Meeting of the Parliament 17 May 2018
I echo members’ thanks to Clare Haughey and the everyone’s business campaign for securing parliamentary time for us to debate this important issue.
“Welcome to the best club in the world. Your life is going to change, but only in good ways.” Those are some of the words that society utters whenever someone is expecting a child. With such a weight of societal expectation around pregnancy and parenthood, it is not surprising that it is difficult for mothers to come forward and admit that they are not necessarily coping or enjoying the experience in the way that they thought that they might. However, for all too many mothers, that is the reality. It is a hidden issue in our mental health landscape and I am glad that we are airing it today.
As with many other mental health issues, perinatal mental ill health is a spectrum. It can be severe or mild; it can involve anxiety or depression; it can involve obsessive-compulsive disorder; and it can lead to post-traumatic stress disorder and real psychosis in some extreme cases.
Perinatal mental ill health happens during or after pregnancy. I will take a moment to recognise a group that is not often a mentioned in such debates: those who miscarry. My sister, Rosie, who is in the gallery this afternoon, is one such person. She miscarried in 2016 and then suffered mental health issues directly afterwards. She has allowed me to share her words with the chamber this afternoon. She said:
“It hurts so much. Along with the feelings of guilt and failure at not successfully bringing my baby into the world, there was a chemical change that I didn’t understand or expect.”
Rosie is among many mothers or would-be mothers who suffer in that way, and we need to do far, far more for them.
There is a tension, because the stigma of not wanting to put up their hand and say that they are not coping gets in the way of identification. That is why the six-week check, which every new mother undergoes, is all important. However, it means nothing if our doctors, midwives and health visitors are not adequately trained to understand the early-warning signs that show that someone is just not coping or might need a little bit of extra support. We urgently need to rectify that and make sure that, as a matter of course, people are adequately trained in perinatal mental health issues.
Once we identify those women, we do them a profound disservice if we cannot back that up with adequate service provision in the communities and hospitals in their locale. We know that less than half of mothers are served by adequate perinatal mental health facilities or services either in their communities or in their local hospitals.

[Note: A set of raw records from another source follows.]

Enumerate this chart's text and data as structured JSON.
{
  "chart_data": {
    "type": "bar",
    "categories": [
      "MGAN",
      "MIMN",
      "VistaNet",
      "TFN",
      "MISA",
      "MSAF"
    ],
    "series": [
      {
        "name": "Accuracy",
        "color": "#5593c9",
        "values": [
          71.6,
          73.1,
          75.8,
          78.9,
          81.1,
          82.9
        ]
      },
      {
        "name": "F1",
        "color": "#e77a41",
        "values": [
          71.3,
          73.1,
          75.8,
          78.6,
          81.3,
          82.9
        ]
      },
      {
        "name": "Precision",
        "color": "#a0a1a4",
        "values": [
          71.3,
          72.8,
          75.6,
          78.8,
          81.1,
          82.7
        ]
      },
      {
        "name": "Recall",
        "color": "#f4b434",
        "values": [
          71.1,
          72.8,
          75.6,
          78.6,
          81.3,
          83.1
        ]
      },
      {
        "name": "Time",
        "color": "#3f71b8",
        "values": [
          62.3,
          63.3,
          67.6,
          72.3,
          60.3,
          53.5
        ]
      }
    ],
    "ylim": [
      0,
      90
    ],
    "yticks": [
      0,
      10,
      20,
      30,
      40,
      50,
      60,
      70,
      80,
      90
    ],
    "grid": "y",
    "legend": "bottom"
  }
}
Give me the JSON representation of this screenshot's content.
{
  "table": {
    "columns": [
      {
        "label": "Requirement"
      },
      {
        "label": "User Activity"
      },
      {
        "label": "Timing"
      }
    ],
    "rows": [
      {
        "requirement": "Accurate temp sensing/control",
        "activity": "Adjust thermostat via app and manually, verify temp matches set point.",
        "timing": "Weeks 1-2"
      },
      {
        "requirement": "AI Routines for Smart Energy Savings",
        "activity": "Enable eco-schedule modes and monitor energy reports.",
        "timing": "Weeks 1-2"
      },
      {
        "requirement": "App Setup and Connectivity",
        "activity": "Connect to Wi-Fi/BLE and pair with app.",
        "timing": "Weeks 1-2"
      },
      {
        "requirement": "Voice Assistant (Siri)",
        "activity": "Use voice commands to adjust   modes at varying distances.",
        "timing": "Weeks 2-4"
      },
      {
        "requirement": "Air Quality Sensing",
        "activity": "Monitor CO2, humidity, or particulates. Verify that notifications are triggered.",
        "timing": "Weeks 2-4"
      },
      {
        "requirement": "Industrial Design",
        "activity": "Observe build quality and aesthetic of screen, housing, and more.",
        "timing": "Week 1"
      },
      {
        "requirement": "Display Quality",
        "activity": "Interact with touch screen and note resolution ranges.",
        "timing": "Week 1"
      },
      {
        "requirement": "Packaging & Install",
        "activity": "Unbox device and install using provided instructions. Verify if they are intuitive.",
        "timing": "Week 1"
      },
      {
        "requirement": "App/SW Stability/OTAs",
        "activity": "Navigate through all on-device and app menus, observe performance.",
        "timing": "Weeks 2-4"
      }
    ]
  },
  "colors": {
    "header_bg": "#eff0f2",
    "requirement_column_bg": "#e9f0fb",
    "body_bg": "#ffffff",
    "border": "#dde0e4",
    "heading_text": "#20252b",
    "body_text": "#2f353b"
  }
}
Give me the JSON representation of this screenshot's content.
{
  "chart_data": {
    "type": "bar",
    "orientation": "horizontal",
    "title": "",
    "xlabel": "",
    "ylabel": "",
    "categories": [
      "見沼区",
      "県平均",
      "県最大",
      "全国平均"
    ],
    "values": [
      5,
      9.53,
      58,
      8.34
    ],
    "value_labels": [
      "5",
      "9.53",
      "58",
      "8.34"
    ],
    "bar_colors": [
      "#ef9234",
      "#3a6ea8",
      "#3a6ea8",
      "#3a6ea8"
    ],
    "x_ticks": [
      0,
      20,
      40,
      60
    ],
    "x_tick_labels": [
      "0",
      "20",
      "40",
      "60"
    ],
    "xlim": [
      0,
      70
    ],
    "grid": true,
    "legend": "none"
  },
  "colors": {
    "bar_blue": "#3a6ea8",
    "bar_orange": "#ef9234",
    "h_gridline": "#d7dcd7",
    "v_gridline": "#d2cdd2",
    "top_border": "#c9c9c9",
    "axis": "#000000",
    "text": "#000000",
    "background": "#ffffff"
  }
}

I am intensely proud to have been involved with Aberlour when it started its perinatal befriending service in Forth Valley. All told, it has helped 160 mothers in that area since it started three years ago, but there is no guarantee that the service will be able to be sustained when the funding goes. We need to mainstream such services right across the country so that there is no postcode lottery.
The worst comes when we talk about in-patient provision. In this country, on any given day we have only 12 beds available to mothers and their babies to come in for perinatal mental health support. If those beds are full, mothers are directed to adult services and cannot take their babies with them. We are compounding the mental turmoil of the chemical changes that are going on in their brains with the separation anxiety created by having to remove their child from the situation. That has to be the nexus of where we take the agenda, because it is an absolutely critical point.
I thank Clare Haughey once again for the opportunity to have this debate, and I thank the campaign. It is very easy for us to let these women drift back into the shadows and try to muddle through and carry on regardless, but they are looking to the chamber for answers. It is time that we woke up to that.